Consider the set \( S = \{2, 3, 4, \ldots, 2n+1\} \), where \( n \) is a positive integer larger than 2007. Define \( X \) as the average of the odd integers in \( S \) and \( Y \) as the average of the even integers in \( S \). What is the value of \( X - Y \)?

• A. 0
• B. 1
• C. \(\frac{1}{2}\)
• D. \(\frac{n+1}{2n}\)
• E. 2008

Hint:

For consecutive odd or even sequences, the average is simply the midpoint between the first and last term.

Answer 1

The Correct Option is B

The set \(S = \{2, 3, 4, \ldots, 2n+1\}\) contains both odd and even numbers. Odd integers in \(S\) are \(\{3, 5, 7, \ldots, 2n+1\}\). This is an arithmetic sequence with the first term \(a_1 = 3\) and the last term \(a_l = 2n+1\), with a common difference \(d = 2\). The number of terms \(k\) is found by solving \(a_k = 3 + (k-1) \cdot 2 = 2n+1\). Simplifying, \(2k - 2 = 2n - 2 \Rightarrow k = n\). The average \(X\) of odd integers is given by:

\(X = \frac{\text{sum of odd numbers}}{n} = \frac{\frac{n}{2}(3 + 2n + 1)}{n}=\frac{3 + 2n + 1}{2} = n + 2\) 

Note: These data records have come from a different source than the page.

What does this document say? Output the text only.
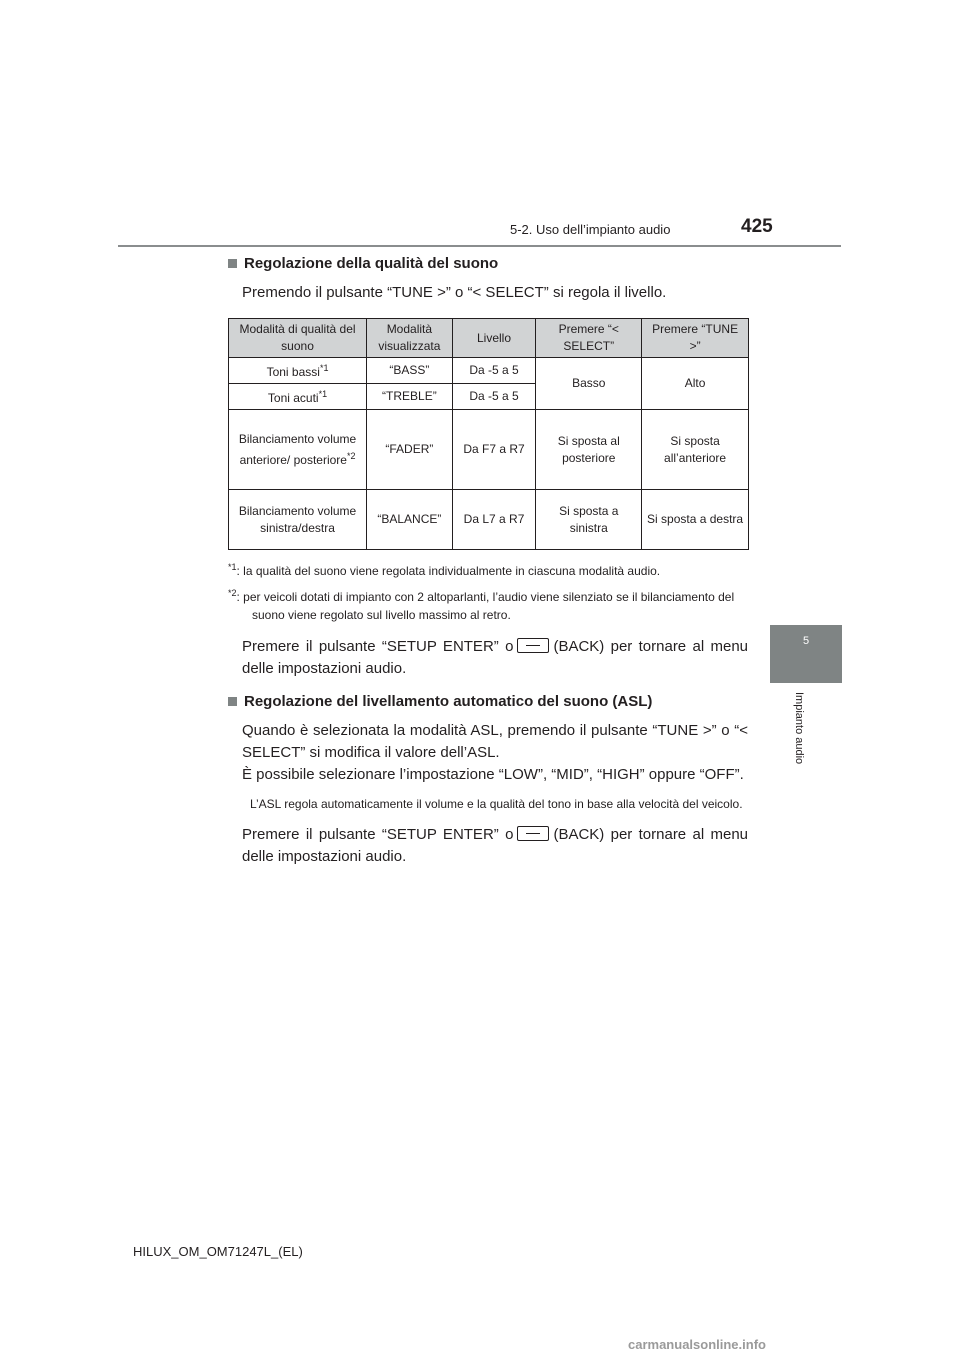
5-2. Uso dell’impianto audio	425
5
Impianto audio

Regolazione della qualità del suono

Premendo il pulsante “TUNE >” o “< SELECT” si regola il livello.

Modalità di qualità del suono	Modalità visualizzata	Livello	Premere “< SELECT”	Premere “TUNE >”
Toni bassi$^{*1}$	“BASS”	Da -5 a 5	Basso	Alto
Toni acuti$^{*1}$	“TREBLE”	Da -5 a 5		
Bilanciamento volume anteriore/ posteriore$^{*2}$	“FADER”	Da F7 a R7	Si sposta al posteriore	Si sposta all’anteriore
Bilanciamento volume sinistra/destra	“BALANCE”	Da L7 a R7	Si sposta a sinistra	Si sposta a destra

$^{*1}$: la qualità del suono viene regolata individualmente in ciascuna modalità audio.

$^{*2}$: per veicoli dotati di impianto con 2 altoparlanti, l’audio viene silenziato se il bilanciamento del suono viene regolato sul livello massimo al retro.

Premere il pulsante “SETUP ENTER” o	(BACK) per tornare al menu delle impostazioni audio.

Regolazione del livellamento automatico del suono (ASL)

Quando è selezionata la modalità ASL, premendo il pulsante “TUNE >” o “< SELECT” si modifica il valore dell’ASL.

È possibile selezionare l’impostazione “LOW”, “MID”, “HIGH” oppure “OFF”.

L’ASL regola automaticamente il volume e la qualità del tono in base alla velocità del veicolo.

Premere il pulsante “SETUP ENTER” o	(BACK) per tornare al menu delle impostazioni audio.

HILUX_OM_OM71247L_(EL)
carmanualsonline.info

Even integers in \(S\) are \(\{2, 4, 6, \ldots, 2n\}\) with first term \(a_1 = 2\) and last term \(a_m = 2n\), common difference \(d = 2\). The number of terms \(m\) is calculated similarly: \(a_m = 2 + (m-1) \cdot 2 = 2n\), giving \(2m - 2 = 2n - 2 \Rightarrow m = n\). The average \(Y\) of even integers is:

\(Y = \frac{\text{sum of even numbers}}{n} = \frac{\frac{n}{2}(2 + 2n)}{n} = \frac{2 + 2n}{2} = n + 1\)

The difference \(X - Y\) is:

\(X - Y = (n + 2) - (n + 1) = 1\)